Clearly something must be done about food waste. There is already legal guidance that dictates what pro-ducers must do about their surpluses. In the UK, a food and drink waste hierarchy puts methods of tackling the problem in priority order, listing the redistribution of food for human consumption second only to waste reduction. And some organisations are taking heed. Pret a Manger donates food that remains unsold at the end of each day to charities and hostels supporting people affected by homelessness, and apps such as Olio and Too Good To Go enable people to trade surplus food locally.
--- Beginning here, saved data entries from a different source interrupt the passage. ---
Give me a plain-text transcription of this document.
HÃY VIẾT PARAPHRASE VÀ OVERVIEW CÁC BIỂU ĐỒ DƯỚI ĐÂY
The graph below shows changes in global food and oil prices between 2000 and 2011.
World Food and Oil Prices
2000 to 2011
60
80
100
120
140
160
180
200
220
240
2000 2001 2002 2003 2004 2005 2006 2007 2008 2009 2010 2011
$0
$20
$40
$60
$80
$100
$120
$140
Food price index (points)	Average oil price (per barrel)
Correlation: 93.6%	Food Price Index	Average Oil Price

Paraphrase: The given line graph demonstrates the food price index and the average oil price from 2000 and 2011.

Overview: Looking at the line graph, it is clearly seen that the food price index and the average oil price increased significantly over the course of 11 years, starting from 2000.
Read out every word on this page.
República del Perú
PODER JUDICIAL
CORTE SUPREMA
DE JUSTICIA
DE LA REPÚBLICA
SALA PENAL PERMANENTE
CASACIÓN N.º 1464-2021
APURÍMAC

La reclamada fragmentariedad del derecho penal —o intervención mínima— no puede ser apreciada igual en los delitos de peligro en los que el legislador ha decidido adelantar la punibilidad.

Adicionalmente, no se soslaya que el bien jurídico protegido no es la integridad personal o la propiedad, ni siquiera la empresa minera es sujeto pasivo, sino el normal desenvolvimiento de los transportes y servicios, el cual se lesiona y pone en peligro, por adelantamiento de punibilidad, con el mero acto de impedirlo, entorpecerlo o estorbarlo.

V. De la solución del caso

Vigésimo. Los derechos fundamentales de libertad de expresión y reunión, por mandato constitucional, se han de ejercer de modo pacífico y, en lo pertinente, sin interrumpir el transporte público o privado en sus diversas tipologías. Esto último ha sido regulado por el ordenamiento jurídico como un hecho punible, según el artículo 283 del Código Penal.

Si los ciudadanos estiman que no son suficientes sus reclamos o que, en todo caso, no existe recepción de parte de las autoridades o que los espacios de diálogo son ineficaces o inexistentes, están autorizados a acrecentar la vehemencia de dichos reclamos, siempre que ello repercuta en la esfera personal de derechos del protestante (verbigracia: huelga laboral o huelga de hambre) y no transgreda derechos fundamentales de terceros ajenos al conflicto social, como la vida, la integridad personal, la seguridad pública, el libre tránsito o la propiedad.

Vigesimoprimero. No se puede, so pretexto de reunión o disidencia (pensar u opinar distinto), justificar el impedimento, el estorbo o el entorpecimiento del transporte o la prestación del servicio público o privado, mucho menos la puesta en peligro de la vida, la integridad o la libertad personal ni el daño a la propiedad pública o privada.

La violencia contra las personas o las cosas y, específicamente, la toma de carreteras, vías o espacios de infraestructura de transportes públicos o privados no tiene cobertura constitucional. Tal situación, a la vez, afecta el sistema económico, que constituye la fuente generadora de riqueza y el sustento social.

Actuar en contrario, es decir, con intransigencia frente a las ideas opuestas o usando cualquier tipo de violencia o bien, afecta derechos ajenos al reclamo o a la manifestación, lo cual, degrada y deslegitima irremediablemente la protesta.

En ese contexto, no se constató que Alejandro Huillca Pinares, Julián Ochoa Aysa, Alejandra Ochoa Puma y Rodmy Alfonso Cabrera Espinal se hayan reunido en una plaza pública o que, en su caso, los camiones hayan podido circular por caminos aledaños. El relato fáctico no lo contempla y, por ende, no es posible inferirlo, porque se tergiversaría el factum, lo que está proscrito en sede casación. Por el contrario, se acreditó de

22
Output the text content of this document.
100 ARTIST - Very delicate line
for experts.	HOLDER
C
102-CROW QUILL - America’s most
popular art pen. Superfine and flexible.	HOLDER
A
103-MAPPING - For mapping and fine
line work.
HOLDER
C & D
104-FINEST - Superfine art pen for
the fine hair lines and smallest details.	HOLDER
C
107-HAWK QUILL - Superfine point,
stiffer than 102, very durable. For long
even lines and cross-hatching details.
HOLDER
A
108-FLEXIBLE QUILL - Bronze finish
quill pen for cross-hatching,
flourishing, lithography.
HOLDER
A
InStock, a pop-up restaurant in Amsterdam, serves Kentucky Fried Goose, made from birds shot down at Schiphol Airport to prevent them from fouling jet engines and poaches misshapen fruit in red wine that has been open too long to drink. More than a thousand ‘social supermarkets’ across Europe sell damaged or close to use-by date food at reduced prices and Rotten Fruit Box is a subscription service for freeze-dried fruit that would otherwise have been left to rot. And yet Tristram Stuart, author of Waste: Uncovering the Global Food Scandal, is still reporting locked bins containing edible food spoiled with blue dye being transported straight from supermarkets to landfill – ninth on the UK government’s hierarchy and excusable only as a last resort. The food industry clearly has a long way to go in reducing food waste and redistributing surplus to those who are currently going hungry.
However, not all food waste is avoidable, and neither is it all edible. Think of the shells from eggs or seafood, the husks from coffee beans or the fleeces from sheep raised for meat. Every time we process animals and vegetables into food, we leave behind inedible by-products – all of which contribute to climate change as they decompose in landfill sites. The second directive in the UK government’s food waste hierarchy is redistribution – firstly as food, but secondly in the reuse of bio-material to make industrial products – and it is here that the projects in this chapter come in. Instead of taking raw materials from the earth, a new generation of designers and makers is looking to these waste streams, transforming something empty, finished and unwanted into some-thing meaningful, new and desirable. British designer Bethan Gray has collaborated with Nature Squared to turn feathers and shells into furniture and home accessories fit to be passed down through generations. Basse Stittgen makes tableware from damaged and out-of-date eggs. Solidwool has injected new worth into a failing local wool industry, turning something that had been downgraded to waste back into the valued commodity it once was. And Ana Cristina Quiñones, Atticus Durnell and Highsociety Studio are all finding ways to transform the waste generated by our obsession with coffee into something positive. On their own, these projects aren’t any more likely to resolve our global food problems than my banana bread is, but they may be enough to start conversations and change mind-sets – and, with a little luck and a lot of perseverance, that may just be enough to start something that will.
Bethan Gray x Nature Squared
The Exploring Eden collection, a collaboration between Bethan Gray and surface specialist Nature Squared, comprises lounge chairs, desks and side tables as well as paperweights and bookends, all made from waste natural materials such as the shells discarded in the preparation of seafood and the feathers plucked from poultry.
bethangray.com | naturesquared.com
Basse Stittgen
The German designer’stableware and home accessories collection, How Do You Like Your Eggs?, is made entirely from eggshells and egg whites that would otherwise be discarded.
Atticus Durnell
This London-based designer uses a granite-like material made from used coffee grounds, called That’s Caffeine. It is water and heat resistant, offering all the benefits of plastic with none of the environmental compromises.
Solidwool
Combining the ‘itchy and scratchy’ charcoal-grey wool of Herdwick sheep with a bio-resin, the husband-and-wife team based in Devon has developed a material with similar properties to fibreglass and carbon fibre.
Ana Cristina Quiñones
This Puerto Rican designer has created a biodegradable material called ‘Materia Madura’, derived from the organic waste produced by the consumption of plantain and coffee – two of Puerto Rico’s cultural staples.
Highsociety Studio
Johannes Kiniger and Giulia Farencena Casaro have created a lighting collection using the by-products of coffee and beer making, including the husk of the coffee bean and barley and hops left over from brewing.